The night I began devouring Steinbeck I set my bed afire with the smoldering plastic lampshade within the tent I'd made of blankets and bedposts. The rigging of a tent had been necessary to hide the lamplight, as my nine o'clock bed-time had long since come and gone. I'd been so absorbed with Tom Joad that I'd failed to notice the blankets settle down upon the lamp until the acrid stench and sparkly fulguration of the now molten shade caught my attention and sent me leaping from the bed.

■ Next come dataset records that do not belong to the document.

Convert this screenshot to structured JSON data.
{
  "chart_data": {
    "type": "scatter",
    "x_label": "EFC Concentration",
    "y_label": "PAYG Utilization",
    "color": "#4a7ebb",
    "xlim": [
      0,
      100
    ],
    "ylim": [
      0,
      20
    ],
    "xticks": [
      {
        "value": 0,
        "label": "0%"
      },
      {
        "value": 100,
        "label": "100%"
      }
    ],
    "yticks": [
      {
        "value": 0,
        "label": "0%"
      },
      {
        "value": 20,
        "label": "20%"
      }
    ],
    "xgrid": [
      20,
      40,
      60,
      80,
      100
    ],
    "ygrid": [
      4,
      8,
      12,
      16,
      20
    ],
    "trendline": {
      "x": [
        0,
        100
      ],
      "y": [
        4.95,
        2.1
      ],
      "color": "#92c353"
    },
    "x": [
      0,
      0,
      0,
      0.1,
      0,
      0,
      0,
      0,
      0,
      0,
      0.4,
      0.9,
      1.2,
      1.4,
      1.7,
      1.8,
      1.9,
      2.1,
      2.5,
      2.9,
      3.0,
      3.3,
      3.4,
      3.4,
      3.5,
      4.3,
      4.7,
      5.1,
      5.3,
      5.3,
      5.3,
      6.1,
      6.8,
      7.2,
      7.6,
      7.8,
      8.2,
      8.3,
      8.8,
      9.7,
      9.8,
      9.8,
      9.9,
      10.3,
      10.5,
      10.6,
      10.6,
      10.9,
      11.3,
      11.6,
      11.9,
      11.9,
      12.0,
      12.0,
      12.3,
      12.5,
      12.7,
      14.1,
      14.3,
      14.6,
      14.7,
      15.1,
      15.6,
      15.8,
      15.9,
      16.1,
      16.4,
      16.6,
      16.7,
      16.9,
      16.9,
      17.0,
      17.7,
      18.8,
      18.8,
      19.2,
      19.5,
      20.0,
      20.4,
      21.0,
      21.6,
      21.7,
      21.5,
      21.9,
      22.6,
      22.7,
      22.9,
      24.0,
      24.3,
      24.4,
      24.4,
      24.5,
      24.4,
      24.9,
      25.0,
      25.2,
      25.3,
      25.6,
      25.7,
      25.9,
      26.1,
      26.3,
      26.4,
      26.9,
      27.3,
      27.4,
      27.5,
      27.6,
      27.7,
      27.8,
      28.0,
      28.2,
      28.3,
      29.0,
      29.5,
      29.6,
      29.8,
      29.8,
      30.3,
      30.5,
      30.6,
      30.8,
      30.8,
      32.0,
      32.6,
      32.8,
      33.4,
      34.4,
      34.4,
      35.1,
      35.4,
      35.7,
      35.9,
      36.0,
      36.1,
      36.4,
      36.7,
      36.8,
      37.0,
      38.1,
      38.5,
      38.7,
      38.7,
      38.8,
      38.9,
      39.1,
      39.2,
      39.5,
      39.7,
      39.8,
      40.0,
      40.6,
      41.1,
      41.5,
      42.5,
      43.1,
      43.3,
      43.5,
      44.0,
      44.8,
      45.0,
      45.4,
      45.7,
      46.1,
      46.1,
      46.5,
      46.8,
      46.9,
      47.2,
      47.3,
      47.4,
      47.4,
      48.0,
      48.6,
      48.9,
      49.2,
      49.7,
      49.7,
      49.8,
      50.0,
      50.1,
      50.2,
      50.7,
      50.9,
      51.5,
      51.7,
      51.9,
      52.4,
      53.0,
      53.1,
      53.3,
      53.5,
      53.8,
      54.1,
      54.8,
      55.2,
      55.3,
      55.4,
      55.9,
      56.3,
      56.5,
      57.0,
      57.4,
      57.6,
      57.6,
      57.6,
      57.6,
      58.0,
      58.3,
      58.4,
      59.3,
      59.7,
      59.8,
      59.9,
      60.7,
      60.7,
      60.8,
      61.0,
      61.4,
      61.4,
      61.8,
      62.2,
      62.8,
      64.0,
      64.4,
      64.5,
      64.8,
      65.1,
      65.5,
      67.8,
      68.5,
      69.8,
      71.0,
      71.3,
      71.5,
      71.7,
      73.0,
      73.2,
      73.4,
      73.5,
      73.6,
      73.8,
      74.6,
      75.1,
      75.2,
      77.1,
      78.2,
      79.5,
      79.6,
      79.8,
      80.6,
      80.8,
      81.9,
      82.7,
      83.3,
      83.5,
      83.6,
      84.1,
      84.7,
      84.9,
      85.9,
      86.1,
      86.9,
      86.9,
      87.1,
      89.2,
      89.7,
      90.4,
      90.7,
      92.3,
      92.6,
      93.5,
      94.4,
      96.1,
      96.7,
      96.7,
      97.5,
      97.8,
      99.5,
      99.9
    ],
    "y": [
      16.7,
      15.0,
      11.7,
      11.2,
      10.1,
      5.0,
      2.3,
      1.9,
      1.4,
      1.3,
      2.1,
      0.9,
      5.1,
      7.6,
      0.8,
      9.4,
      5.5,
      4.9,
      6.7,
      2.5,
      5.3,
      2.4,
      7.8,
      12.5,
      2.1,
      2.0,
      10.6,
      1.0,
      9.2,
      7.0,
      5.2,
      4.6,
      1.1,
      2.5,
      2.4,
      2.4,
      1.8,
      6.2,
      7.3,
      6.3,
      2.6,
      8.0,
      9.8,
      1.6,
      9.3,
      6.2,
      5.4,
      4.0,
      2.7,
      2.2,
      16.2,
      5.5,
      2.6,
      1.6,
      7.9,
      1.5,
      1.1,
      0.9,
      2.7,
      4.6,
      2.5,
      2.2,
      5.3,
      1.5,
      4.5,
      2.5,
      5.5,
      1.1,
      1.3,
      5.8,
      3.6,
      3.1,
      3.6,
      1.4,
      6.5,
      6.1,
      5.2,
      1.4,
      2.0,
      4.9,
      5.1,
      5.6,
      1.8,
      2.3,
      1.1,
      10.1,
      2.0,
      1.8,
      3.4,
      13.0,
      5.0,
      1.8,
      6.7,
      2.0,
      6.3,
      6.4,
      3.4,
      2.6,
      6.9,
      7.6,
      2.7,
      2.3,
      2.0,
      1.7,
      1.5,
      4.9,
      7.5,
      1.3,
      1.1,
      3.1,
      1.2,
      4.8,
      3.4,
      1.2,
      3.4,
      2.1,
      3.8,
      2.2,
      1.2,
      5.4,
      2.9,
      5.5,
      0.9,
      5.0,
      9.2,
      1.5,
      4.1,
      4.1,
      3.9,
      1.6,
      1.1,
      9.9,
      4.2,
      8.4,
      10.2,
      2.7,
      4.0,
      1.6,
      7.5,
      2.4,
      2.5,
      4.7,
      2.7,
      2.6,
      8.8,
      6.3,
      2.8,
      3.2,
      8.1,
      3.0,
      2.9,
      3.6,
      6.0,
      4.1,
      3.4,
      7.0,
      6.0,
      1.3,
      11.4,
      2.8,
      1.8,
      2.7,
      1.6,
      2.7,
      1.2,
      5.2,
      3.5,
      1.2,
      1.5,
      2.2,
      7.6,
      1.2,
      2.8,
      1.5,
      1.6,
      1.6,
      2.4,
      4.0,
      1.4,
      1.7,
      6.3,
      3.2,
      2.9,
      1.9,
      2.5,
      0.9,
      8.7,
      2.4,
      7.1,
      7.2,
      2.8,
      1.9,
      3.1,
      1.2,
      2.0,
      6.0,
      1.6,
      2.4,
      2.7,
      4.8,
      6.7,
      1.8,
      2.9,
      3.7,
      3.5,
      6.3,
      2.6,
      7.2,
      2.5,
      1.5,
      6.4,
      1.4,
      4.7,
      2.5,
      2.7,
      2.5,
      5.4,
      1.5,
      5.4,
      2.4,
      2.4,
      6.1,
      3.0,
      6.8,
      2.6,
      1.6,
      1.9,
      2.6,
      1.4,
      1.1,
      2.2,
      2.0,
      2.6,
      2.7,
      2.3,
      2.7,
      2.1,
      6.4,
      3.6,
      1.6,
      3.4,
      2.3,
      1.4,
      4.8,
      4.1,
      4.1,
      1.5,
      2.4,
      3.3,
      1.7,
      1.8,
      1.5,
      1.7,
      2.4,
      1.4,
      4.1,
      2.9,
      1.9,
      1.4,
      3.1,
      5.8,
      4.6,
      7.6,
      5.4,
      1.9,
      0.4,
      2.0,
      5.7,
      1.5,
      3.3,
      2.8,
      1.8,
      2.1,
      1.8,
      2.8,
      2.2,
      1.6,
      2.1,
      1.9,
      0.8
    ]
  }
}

“Let's see,” my mother had said that afternoon, taking a book down from the shelf, opening it at random and briefly skimming.“ You might be old enough for this one.” Its dust-jacket long gone, the dull green cover didn't inspire me much and the title, The Grapes of Wrath, etched in faded gold along the spine didn't seem like much fun, either. I had gone to the study, bored with Penrod or Homer Price or Archie and Mehitable or whatever I'd been reading and resolved to ask for something more grown-up, by which I meant written for adults, so I understood that anything offered would be challenging and have fewer pictures than what I'd been accustomed to. “Or this, maybe.” Mom continued, reaching for William Saroyan's The Human Comedy . “Or....Well, maybe not this quite yet. Dear...?” She asked of my father at his desk across the room, “ Do you think he'd be ready for Catcher In The Rye? Or, perhaps not yet....” She'd already decided, slipping the thinner volume back into its place on the shelf and replacing it on my growing stack with something called “A Separate Peace”. One thing was certain; adult books had odd, obscure titles, and I made a mental note of exactly where this one sat so that I'd be able to find it later and attempt to discover exactly what might make it too grown up for me.
It took me a month or more to return to that spot, during which I read Cannery Row and Sweet Thursday and began my own epic novel about Okies in the Dust Bowl of the Great Depression. One day, finding little of the Steinbeck I'd come to know and love in a quick perusal of the cover of Travels With Charlie, I remembered that bit of forbidden fruit a shelf or two away. After a quick check of the hallway to see that the coast was clear, I slid the Salinger from its place, hid it beneath the copy of A Separate Peace and made a furtive dash back to my room. As it happened, the two volumes were nearly identical in size and before I'd even ruffled a page I had an epiphany. Were I simply to switch the jackets, I could put the now ersatz Catcher back in its place on the shelf, openly carry the real thing about in mufti and no one would be the wiser. I still don't know what all the fuss was about. I loved the book, of course, but searched in vain for anything that might be considered titillating enough to make Catcher off limits.
Around this time the boys at school began talking about select passages hidden within various volumes that might be found in any one of our homes. I breathlessly thumbed the pages of Lady Chatterley’s Lover, Lolita and even the painfully dull and dreary The Art of Loving without finding much to offend or instruct. I bludgeoned my way through Roth's Goodbye, Columbus. With utter futility I fanned through anything bearing the imprint of Grove Press. A tattered, paper-back version of Fanny Hill, way up on the top shelf, yielded some fairly racy stuff, but the eighteenth-century British idiom was such a chore to parse out in the context of my fifth-grade imagination that it was Greek to me. The Carpetbaggers and Candy were supposed to be the real deal - there were rumored to be a few copies floating around the eighth grade lockers - but these, too, left me unsatisfied, the one being so tedious it wasn't worth the effort and the other so silly as to render the naughty bits laughable and ridiculous. Which, at least in the case of Candy, might have been the point.
No effort so monumental goes entirely unrewarded and all this research did yield some unexpected gems. Within a year or so of finding nothing particularly spicy in Is Sex Necessary?, I'd become a devoted fan of both James Thurber and E.B. White, who, in turn, helped lead me into a world of great reading well beyond a schoolboy's callow search.